I have long been a bit creeped out when i enter a room full of burning candles. I love the ambience, but paraffin, folks, is a hydrocarbon just like diesel, and hydrocarbon exhaust is hydrocarbon exhaust. I wouldn’t feel good about hanging out in a room filled with burning diesel lamps, no matter how mellow the ambience.
Fortunately there are alternatives: beeswax and soy wax, for two, that avoid some of the downsides of paraffin and also don’t feed the oil industry.
This from a pamphlet put out by Avalon Sunset Candles, makers of beeswax candles:
Many commercial candles are made from paraffin, the greyish-black sludge that oozes from the backside of the petroleum refineries. It’s bleached, textured with a carcinogenic product called acrolyn, chemically coloured and artificially scented.
Did you know? — Paraffin candles create black smoke and soot that coats your home and even your lungs. Fumes from a paraffin candle are like breathing diesel exhaust fumes.
What about the wick? — Health Canada is urging the Canadian candle industry to stop manufacturing and importing candles with lead and zinc core wicks. They are hazardous to human health — even in small amounts. Some candlemakers use lead and zinc cores to make the wicks rigid.
Beeswax facts:
- Beeswax candles produce negative ions that attract positive ions. But positive ions aren’t so positive. They’re the pollutants such as dust, odours, toxins, pollen, mold, bacteria and viruses that are floating in the air. Beeswax neutralizes the pollutants and they simply fall to the ground. The dustier your home, the more “black debris” you’ll find deposited in the wax around the wick.

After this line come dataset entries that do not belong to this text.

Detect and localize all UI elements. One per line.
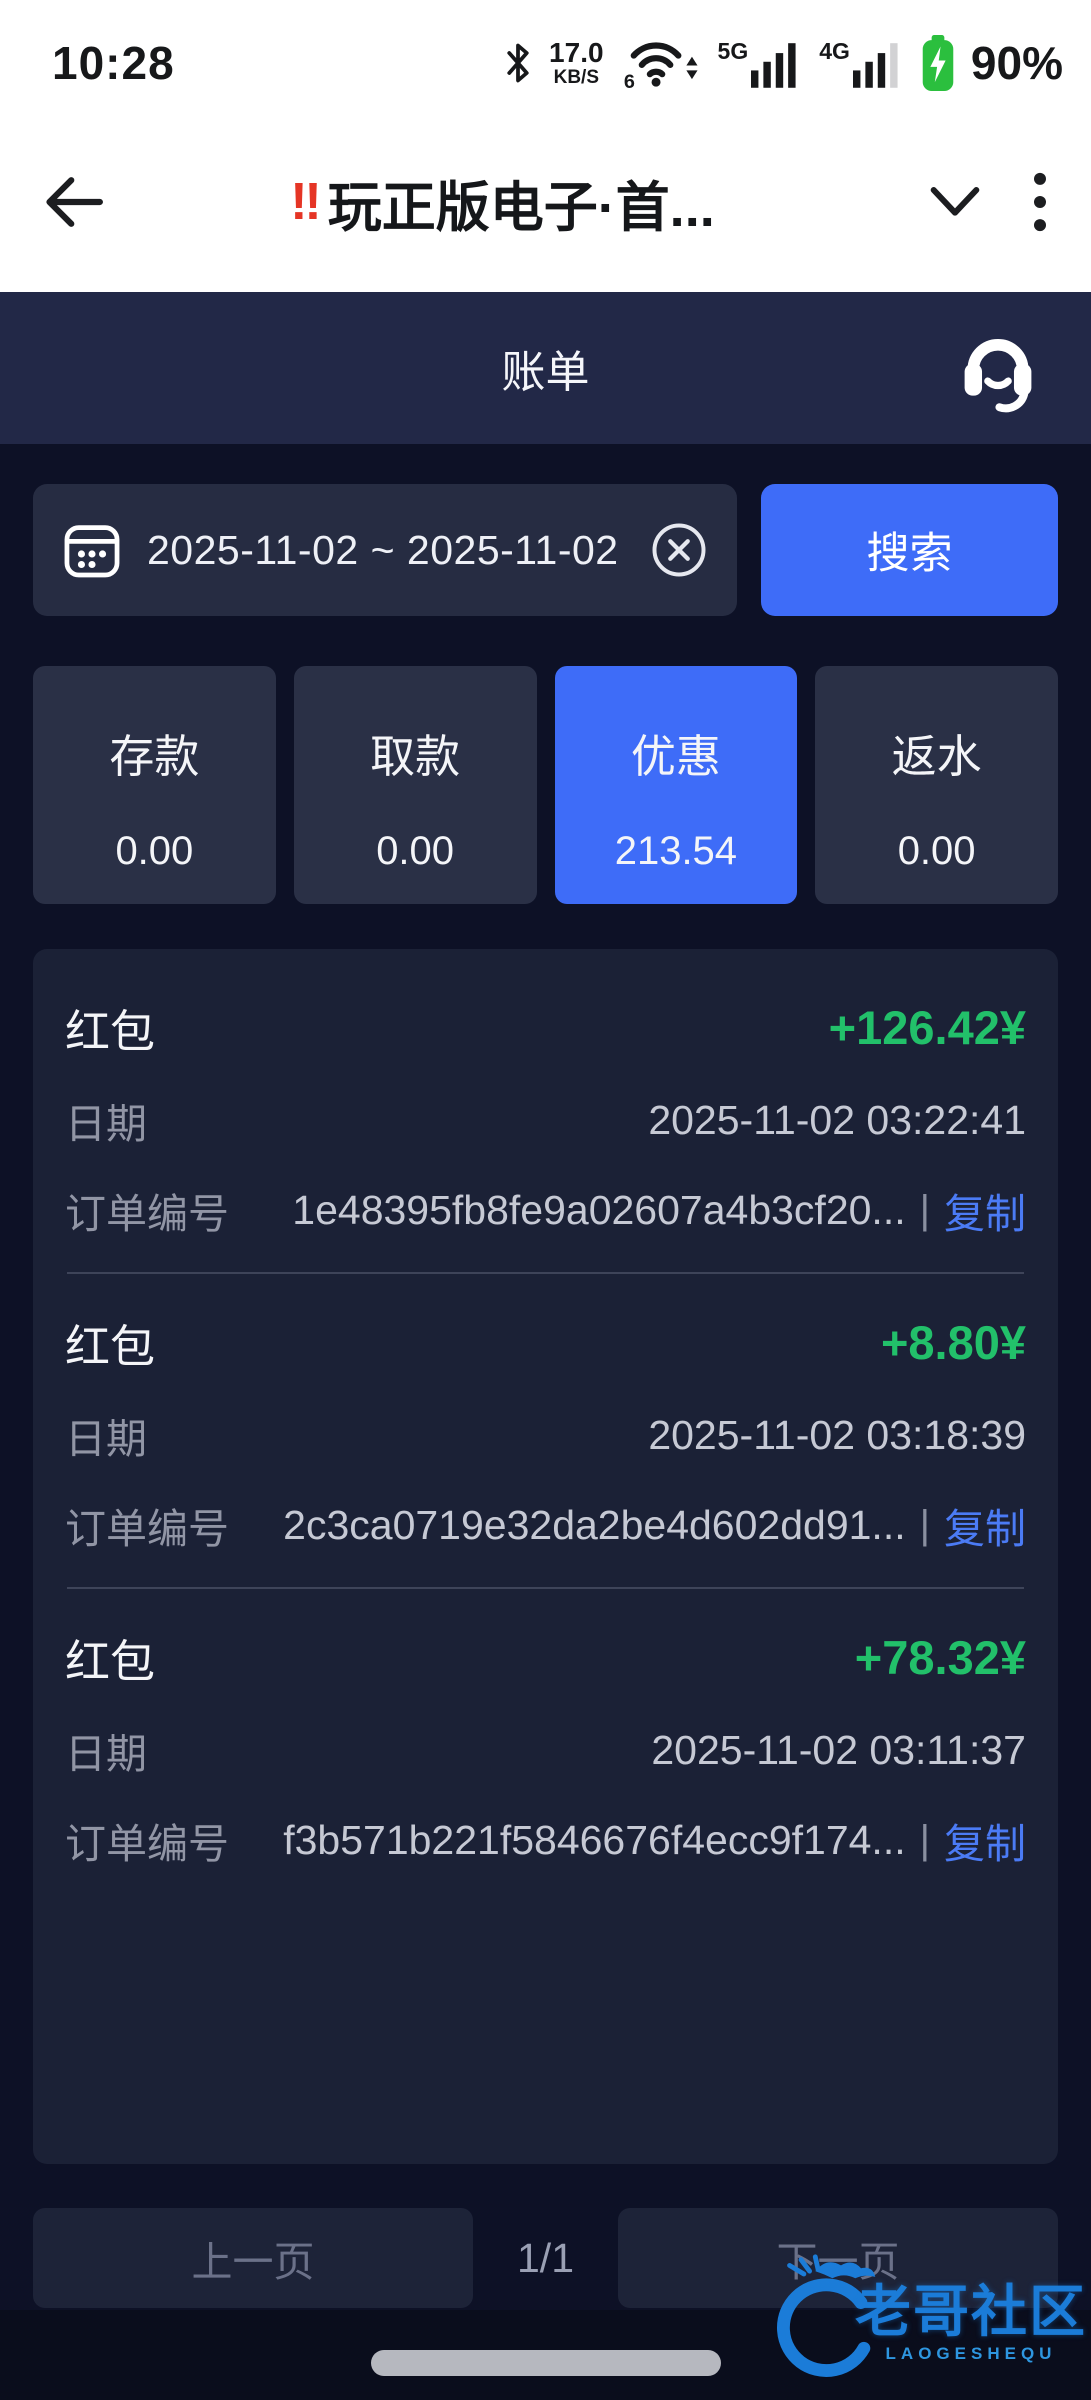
app-header: 账单: [0, 292, 1091, 444]
transaction-item: 红包 +8.80¥ 日期 2025-11-02 03:18:39 订单编号 2c…: [63, 1274, 1028, 1587]
collapse-chevron-button[interactable]: [929, 186, 981, 218]
date-label: 日期: [65, 1731, 147, 1777]
bluetooth-icon: [503, 41, 533, 85]
transaction-amount: +78.32¥: [854, 1631, 1026, 1684]
status-icons: 17.0 KB/S 6 5G: [503, 35, 1063, 91]
gesture-bar-handle[interactable]: [370, 2350, 721, 2376]
date-value: 2025-11-02 03:22:41: [648, 1096, 1026, 1143]
order-id: 2c3ca0719e32da2be4d602dd91...: [283, 1501, 906, 1548]
separator: |: [919, 1187, 930, 1232]
battery-icon: [921, 35, 955, 91]
copy-link[interactable]: 复制: [944, 1191, 1026, 1237]
transaction-item: 红包 +78.32¥ 日期 2025-11-02 03:11:37 订单编号 f…: [63, 1589, 1028, 1902]
copy-link[interactable]: 复制: [944, 1821, 1026, 1867]
transaction-type: 红包: [65, 1321, 156, 1372]
browser-toolbar: ‼ 玩正版电子·首...: [0, 112, 1091, 292]
separator: |: [919, 1502, 930, 1547]
transaction-list: 红包 +126.42¥ 日期 2025-11-02 03:22:41 订单编号 …: [33, 949, 1058, 2164]
battery-percent: 90%: [970, 37, 1063, 89]
date-value: 2025-11-02 03:18:39: [648, 1411, 1026, 1458]
order-id: 1e48395fb8fe9a02607a4b3cf20...: [292, 1186, 906, 1233]
transaction-amount: +8.80¥: [880, 1316, 1026, 1369]
divider: [67, 1587, 1024, 1589]
next-page-button[interactable]: 下一页: [618, 2208, 1058, 2308]
order-label: 订单编号: [65, 1506, 229, 1552]
wifi-icon: 6: [620, 37, 702, 89]
filter-row: 2025-11-02 ~ 2025-11-02 搜索: [33, 484, 1058, 616]
system-nav-bar: [0, 2310, 1091, 2400]
search-button[interactable]: 搜索: [761, 484, 1058, 616]
signal-5g: 5G: [718, 38, 804, 88]
card-withdraw[interactable]: 取款 0.00: [293, 666, 537, 904]
customer-service-headset-icon[interactable]: [957, 323, 1039, 413]
date-label: 日期: [65, 1416, 147, 1462]
order-label: 订单编号: [65, 1191, 229, 1237]
page-title: ‼ 玩正版电子·首...: [104, 163, 901, 242]
transaction-type: 红包: [65, 1636, 156, 1687]
pagination: 上一页 1/1 下一页: [33, 2208, 1058, 2308]
date-value: 2025-11-02 03:11:37: [651, 1726, 1026, 1773]
card-deposit[interactable]: 存款 0.00: [33, 666, 276, 904]
separator: |: [919, 1817, 930, 1862]
status-bar: 10:28 17.0 KB/S 6: [0, 0, 1091, 112]
menu-kebab-button[interactable]: [1033, 172, 1047, 232]
transaction-item: 红包 +126.42¥ 日期 2025-11-02 03:22:41 订单编号 …: [63, 959, 1028, 1272]
back-button[interactable]: [44, 176, 104, 228]
network-speed: 17.0 KB/S: [549, 37, 604, 88]
page-indicator: 1/1: [517, 2234, 574, 2281]
page-title-text: 玩正版电子·首...: [327, 177, 715, 238]
date-range-value: 2025-11-02 ~ 2025-11-02: [147, 526, 619, 573]
transaction-type: 红包: [65, 1006, 156, 1057]
calendar-icon: [63, 521, 121, 579]
prev-page-button[interactable]: 上一页: [33, 2208, 473, 2308]
date-range-input[interactable]: 2025-11-02 ~ 2025-11-02: [33, 484, 737, 616]
alert-badge: ‼: [290, 173, 321, 231]
summary-cards: 存款 0.00 取款 0.00 优惠 213.54 返水 0.00: [33, 666, 1058, 904]
app-header-title: 账单: [501, 348, 590, 397]
status-time: 10:28: [52, 37, 175, 89]
card-rebate[interactable]: 返水 0.00: [815, 666, 1058, 904]
signal-4g: 4G: [819, 38, 905, 88]
clear-date-icon[interactable]: [651, 522, 707, 578]
card-bonus[interactable]: 优惠 213.54: [554, 666, 798, 904]
copy-link[interactable]: 复制: [944, 1506, 1026, 1552]
divider: [67, 1272, 1024, 1274]
order-label: 订单编号: [65, 1821, 229, 1867]
date-label: 日期: [65, 1101, 147, 1147]
transaction-amount: +126.42¥: [828, 1001, 1026, 1054]
content: 2025-11-02 ~ 2025-11-02 搜索 存款 0.00 取款 0: [0, 444, 1091, 2308]
order-id: f3b571b221f5846676f4ecc9f174...: [283, 1816, 906, 1863]
svg-text:6: 6: [623, 71, 634, 89]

- Beeswax is a safe, valuable fuel — one of the purest known. It burns slower than paraffin, so it’s cheaper to use. Beeswax burns with a golden halo and is significantly hotter than paraffin. Please note: candles listing beeswax as an ingredient may contain as little as 30% beeswax. If it doesn’t state on the label “100% beeswax,” it probably isn’t.
And here’s a page of info on candles made of soy.
You have to do a bit of searching (in nonmainstream stores, of course) but i’ve found both soy and beeswax candles in Ucluelet, so they must be available pretty much everywhere. Be mellow, be healthy!